Mas Dona Nena, mulher ocupada, com negócios e família para cuidar, respondia aos meus pedidos de conversa apenas com mensagens curtas e bastante diretas. Alguns trechos tirados das nossas trocas por WhatsApp:
"- Dona Nena, boa tarde!, posso ligar agora?
- Não
(...)
- Ok, vou ligar na segunda, dia 14, às 10 hs. Se conseguirmos falar, ótimo. Bom fim de semana.
- Ok"
Verdade que ela tentou me ligar uma vez, gentil e orgulhosa como ela certamente deve ser, com tudo que construiu em anos de empreendedorismo verde. Mas aí a culpa foi minha: estava apresentando o meu jornal na TV e não consegui atender a ligação.

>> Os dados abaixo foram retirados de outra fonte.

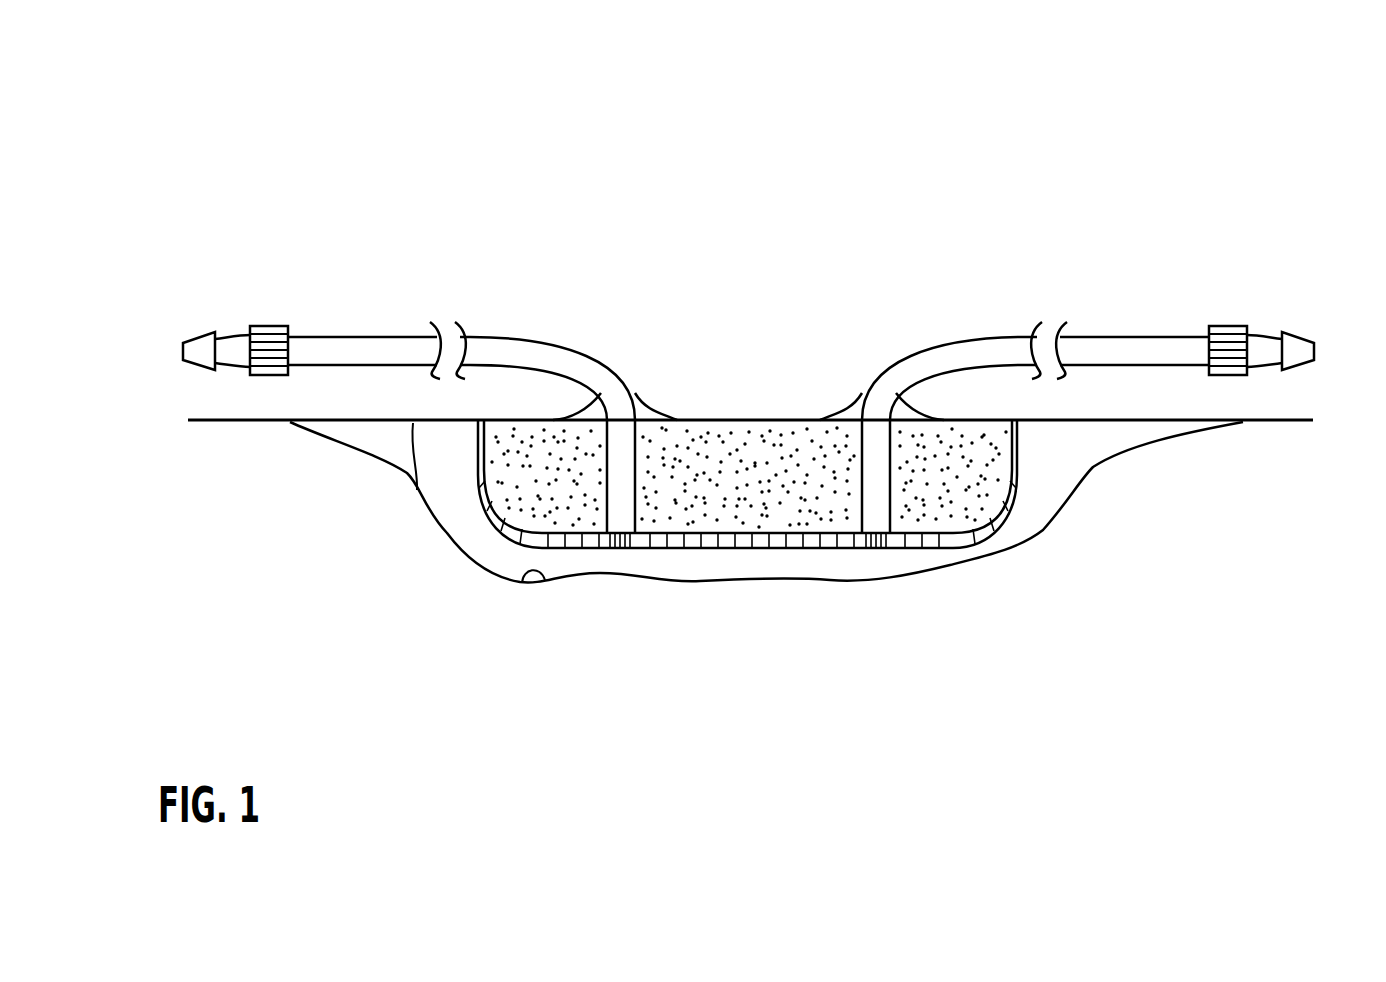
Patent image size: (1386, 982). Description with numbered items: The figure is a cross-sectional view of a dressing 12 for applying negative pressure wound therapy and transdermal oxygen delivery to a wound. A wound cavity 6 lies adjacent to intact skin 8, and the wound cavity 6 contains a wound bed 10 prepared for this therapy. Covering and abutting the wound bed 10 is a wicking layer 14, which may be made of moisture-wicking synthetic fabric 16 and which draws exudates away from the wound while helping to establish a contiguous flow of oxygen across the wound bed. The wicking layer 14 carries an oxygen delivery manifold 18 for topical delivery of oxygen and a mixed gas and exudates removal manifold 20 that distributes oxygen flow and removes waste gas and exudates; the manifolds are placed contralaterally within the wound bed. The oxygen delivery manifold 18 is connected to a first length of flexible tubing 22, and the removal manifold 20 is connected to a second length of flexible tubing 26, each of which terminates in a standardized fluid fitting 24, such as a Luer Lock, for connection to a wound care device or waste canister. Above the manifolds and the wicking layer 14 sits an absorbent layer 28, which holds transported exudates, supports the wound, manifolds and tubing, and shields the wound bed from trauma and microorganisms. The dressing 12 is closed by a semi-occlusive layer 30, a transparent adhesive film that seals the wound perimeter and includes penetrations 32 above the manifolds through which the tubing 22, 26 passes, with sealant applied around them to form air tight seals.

The wound cavity 6 is at (463, 565).
The intact skin 8 is at (225, 419).
The wound bed 10 is at (522, 583).
The dressing 12 is at (382, 140).
The wicking layer 14 is at (1007, 543).
The moisture-wicking synthetic fabric 16 is at (923, 545).
The oxygen delivery manifold 18 is at (860, 542).
The mixed gas and exudates removal manifold 20 is at (637, 545).
The first length of flexible tubing 22 is at (1107, 337).
The standardized fluid fitting 24 is at (236, 327).
The second length of flexible tubing 26 is at (377, 335).
The absorbent layer 28 is at (1030, 441).
The semi-occlusive layer 30 is at (417, 490).
The penetrations 32 is at (645, 392).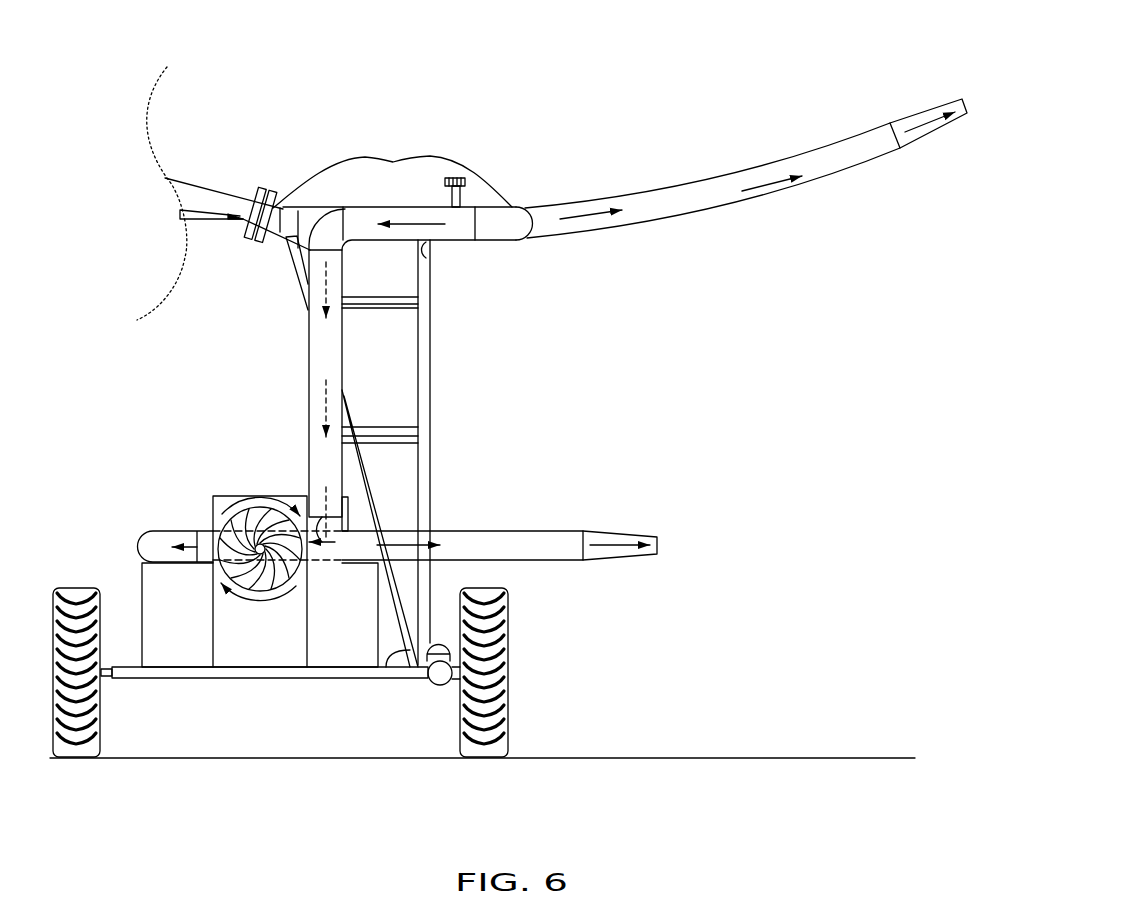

É fácil entender esses desencontros: Dona Nena é hoje um dos símbolos do modelo econômico que o Brasil mais precisa ver desenvolvido: a bioeconomia. Produzir a partir das riquezas naturais que um lugar possui, como uma floresta. Um trabalho que não é simples. E não se faz sozinho.
Para isso, se parte de uma combinação de ciência, tecnologia e conhecimentos locais (que, muitas vezes, apenas os moradores dali têm). O que pode sair dessa mistura? Alimentos, combustível, turismo, lazer, ou seja, a bioeconomia está espraiada em vários setores e o que interessa é impulsionar um modelo de produção que seja sustentado para natureza e para as pessoas.
Com um território continental, com diferentes climas e biomas, o Brasil precisa desenvolver um olhar regionalizado - entender as riquezas que podem ser encontradas em diferentes cantos do país. Mas não basta encontrar a vocação local. Tem que haver transporte do produto para os centros consumidores. Se for alimento: como se conserva aquele produto sem perder as suas características?
Tanto trabalho vale a pena. O potencial global da bioeconomia é calculado em oito trilhões de dólares. Entendem, agora, todo o meu interesse em ficar amigo de Dona Nena??
Brincadeiras à parte, se eu não consegui conversar com Dona Nena, a repórter Tayana Narcisa conseguiu. Ela esteve na Ilha do Combu, não muito distante de Belém. Só se chega de barco, numa viagem de 15 minutos, partindo da capital. Foi uma entrevista para o CNN Sustentabilidade para se conhecer o conceito de bioeconomia na prática. E aí, Dona Nena falou.
"Quando comecei com esse trabalho, comecei procurando gerar renda; quando não tinha frutas, tínhamos que ir para cidade, procurar emprego”, ela contou. De 2005 para cá, desenvolvendo a técnica de lidar com o cacau, se especializando na fabricação de um chocolate natural, mas nunca esquecendo o que aprendeu na floresta, Dona Nena viu sua produção crescer. E a ilha também.
Contrata gente da terra, que não precisa mais procurar emprego em Belém. Criou uma linha de chocolates produzida com cacau orgânico, resgatando receitas que a família já fazia. Viu a economia local crescer, outros negócios surgirem - hoje são mais de 20 restaurantes, tornando a Ilha do Combu um destino turístico para quem visita o Pará.
O cacau é cultivado no meio da mata. Para orgulho de Dona Nena. “Vocês não vão encontrar uma fazenda de cacau aqui. O nosso cacau está junto com outras plantas frutíferas, açaí, cupuaçu, banana, pupunha”.
Dali é que sai um chocolate puro, orgânico, e com reconhecimento internacional, como assinalou Tayana em sua reportagem. Quem viu de perto e se encantou com toda a estrutura montada por Dona Nena em anos de trabalho foi o presidente da França, Emmanuel Macron, junto com o presidente Lula.
E quando não está na temporada de cacau, Dona Nena aprendeu a fazer outros produtos com a riqueza que está ali, no quintal de casa, como o doce de cupuaçu. Tudo pode ser encontrado no site do Filha do Combu.
Vindo diretamente da terra onde, em novembro, o mundo estará reunido para debater a COP30. E aí, eu juro, vou pessoalmente conhecer a Dona Nena.